= Rancho Agua Caliente (Sonoma County) =

Historic rancho in Sonoma County, California

Rancho Agua Caliente was a 3219 acre Mexican land grant in present day Sonoma County, California given in 1840 by Governor Juan Alvarado to Lázaro Piña (often misspelled as "Pena" in historical documents). The name means "warm water" and refers to the hot springs in the area. The grant extended two and one half leagues to the north of Sonoma and was one quarter league wide, and included present day Glen Ellen, Fetters Hot Springs, and Agua Caliente.

==History==
Lázaro Piña (d. 1847), a soldier who had come to California in 1819. In 1829, Lazaro joined the military revolt of Joaquín Solis. against Governor Echeandía. In 1838, Piña came under the command of General Mariano Vallejo in Sonoma. By 1840, Vallejo's staff consisted of Colonel Victor Prudon, Major José de los Santos Berreyesa, and Alfarez (second lieutenant) Lázaro Piña. Lázaro Piña and his wife, Maria Placida Villela (d.1844) were the parents of six sons (Jesus(b. 1826), José German Pina (1829–1847), Francisco(b. 1831), Antonio(1831–1853), Luis(b. 1834)) and one daughter, Clara (b. 1836). José German Pina was the grantee of Rancho Tzabaco. When Villela died in 1844, Lázaro married, Maria Ignacia Pacheco. Lázaro left California soon after the beginning of the Mexican-American War and was killed fighting on the Mexican side at the Battle of Cerro Gordo in 1847.
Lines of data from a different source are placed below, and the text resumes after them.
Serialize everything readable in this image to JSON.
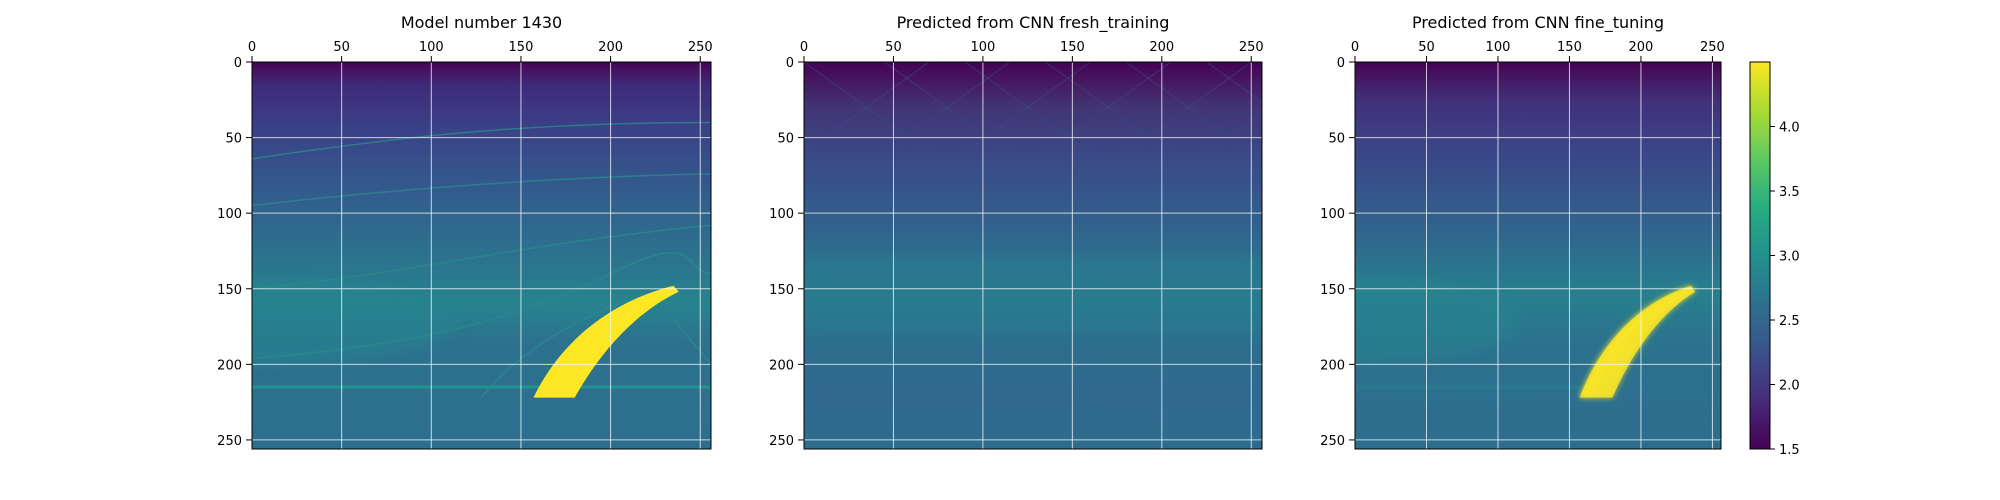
{
  "chart_data": [
    {
      "type": "heatmap",
      "title": "Model number 1430",
      "x_ticks": [
        "0",
        "50",
        "100",
        "150",
        "200",
        "250"
      ],
      "y_ticks": [
        "0",
        "50",
        "100",
        "150",
        "200",
        "250"
      ],
      "xlim": [
        0,
        256
      ],
      "ylim": [
        256,
        0
      ],
      "x_axis_position": "top",
      "grid": true,
      "colormap": "viridis",
      "description_values": {
        "background_layers": [
          {
            "y_from": 0,
            "y_to": 5,
            "value": 1.6
          },
          {
            "y_from": 5,
            "y_to": 40,
            "value": 1.9
          },
          {
            "y_from": 40,
            "y_to": 100,
            "value": 2.2
          },
          {
            "y_from": 100,
            "y_to": 140,
            "value": 2.5
          },
          {
            "y_from": 140,
            "y_to": 200,
            "value": 2.8
          },
          {
            "y_from": 200,
            "y_to": 256,
            "value": 2.6
          }
        ],
        "anomaly": {
          "value": 4.5,
          "x_range": [
            157,
            238
          ],
          "y_range": [
            148,
            222
          ]
        }
      }
    },
    {
      "type": "heatmap",
      "title": "Predicted from CNN fresh_training",
      "x_ticks": [
        "0",
        "50",
        "100",
        "150",
        "200",
        "250"
      ],
      "y_ticks": [
        "0",
        "50",
        "100",
        "150",
        "200",
        "250"
      ],
      "xlim": [
        0,
        256
      ],
      "ylim": [
        256,
        0
      ],
      "x_axis_position": "top",
      "grid": true,
      "colormap": "viridis",
      "description_values": {
        "background_layers": [
          {
            "y_from": 0,
            "y_to": 15,
            "value": 1.6
          },
          {
            "y_from": 15,
            "y_to": 60,
            "value": 2.0
          },
          {
            "y_from": 60,
            "y_to": 130,
            "value": 2.3
          },
          {
            "y_from": 130,
            "y_to": 180,
            "value": 2.65
          },
          {
            "y_from": 180,
            "y_to": 256,
            "value": 2.5
          }
        ]
      }
    },
    {
      "type": "heatmap",
      "title": "Predicted from CNN fine_tuning",
      "x_ticks": [
        "0",
        "50",
        "100",
        "150",
        "200",
        "250"
      ],
      "y_ticks": [
        "0",
        "50",
        "100",
        "150",
        "200",
        "250"
      ],
      "xlim": [
        0,
        256
      ],
      "ylim": [
        256,
        0
      ],
      "x_axis_position": "top",
      "grid": true,
      "colormap": "viridis",
      "description_values": {
        "background_layers": [
          {
            "y_from": 0,
            "y_to": 10,
            "value": 1.6
          },
          {
            "y_from": 10,
            "y_to": 50,
            "value": 1.95
          },
          {
            "y_from": 50,
            "y_to": 110,
            "value": 2.25
          },
          {
            "y_from": 110,
            "y_to": 150,
            "value": 2.55
          },
          {
            "y_from": 150,
            "y_to": 200,
            "value": 2.8
          },
          {
            "y_from": 200,
            "y_to": 256,
            "value": 2.6
          }
        ],
        "anomaly": {
          "value": 4.4,
          "x_range": [
            160,
            234
          ],
          "y_range": [
            150,
            222
          ]
        }
      }
    }
  ],
  "colorbar": {
    "min": 1.5,
    "max": 4.5,
    "ticks": [
      "1.5",
      "2.0",
      "2.5",
      "3.0",
      "3.5",
      "4.0"
    ],
    "colormap": "viridis"
  },
  "colors": {
    "viridis_low": "#440154",
    "viridis_mid": "#21918c",
    "viridis_high": "#fde725"
  }
}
With the cession of California to the United States following the Mexican-American War, the 1848 Treaty of Guadalupe Hidalgo provided that the land grants would be honored. As required by the Land Act of 1851, a claim for Rancho Agua Caliente was filed by Mariano G. Vallejo with the Public Land Commission in 1853, but the Commission rejected the claim for lack of any proof, either of the original grant or of the alleged conveyance from Piña to Vallejo. On appeal in 1861, the US Supreme Court confirmed the grant to Vallejo and the grant was patented at 1864 acre in 1880.

A claim was filed by C.P. Stone with the Land Commission in 1853 and was patented at 212 acre in 1880.

After the Mexican-American War Joseph Hooker retired from the United States Army and bought a part of the rancho in 1853. A claim was filed by Joseph Hooker with the Land Commission in 1853 and was patented at 551 acre in 1866.

Vallejo sold part of the rancho to Thaddeus M. Leavenworth, a Connecticut Episcopalian who was also a physician and druggist. Leavenworth arrived in San Francisco as chaplain of the 1st Regiment of New York Volunteers in March 1847. He was alcalde of San Francisco in 1848-49, but had difficulties with the military government and was removed from office. A claim was filed by Thaddeus M. Leavenworth with the Land Commission in 1853 and was patented at 592 acre in 1880.

In 1858, Colonel Charles V. Stuart, purchased part of the rancho and named his ranch Glen Ellen in honor of his wife, Ellen.

==Historic sites of the Rancho==
- Lachryma Montis. M. G. Vallejo moved from his Casa Grande to this estate on the edge of Sonoma in the early 1850s. He named it "Lachryma Montis" (weeping mountain) after a spring on the property.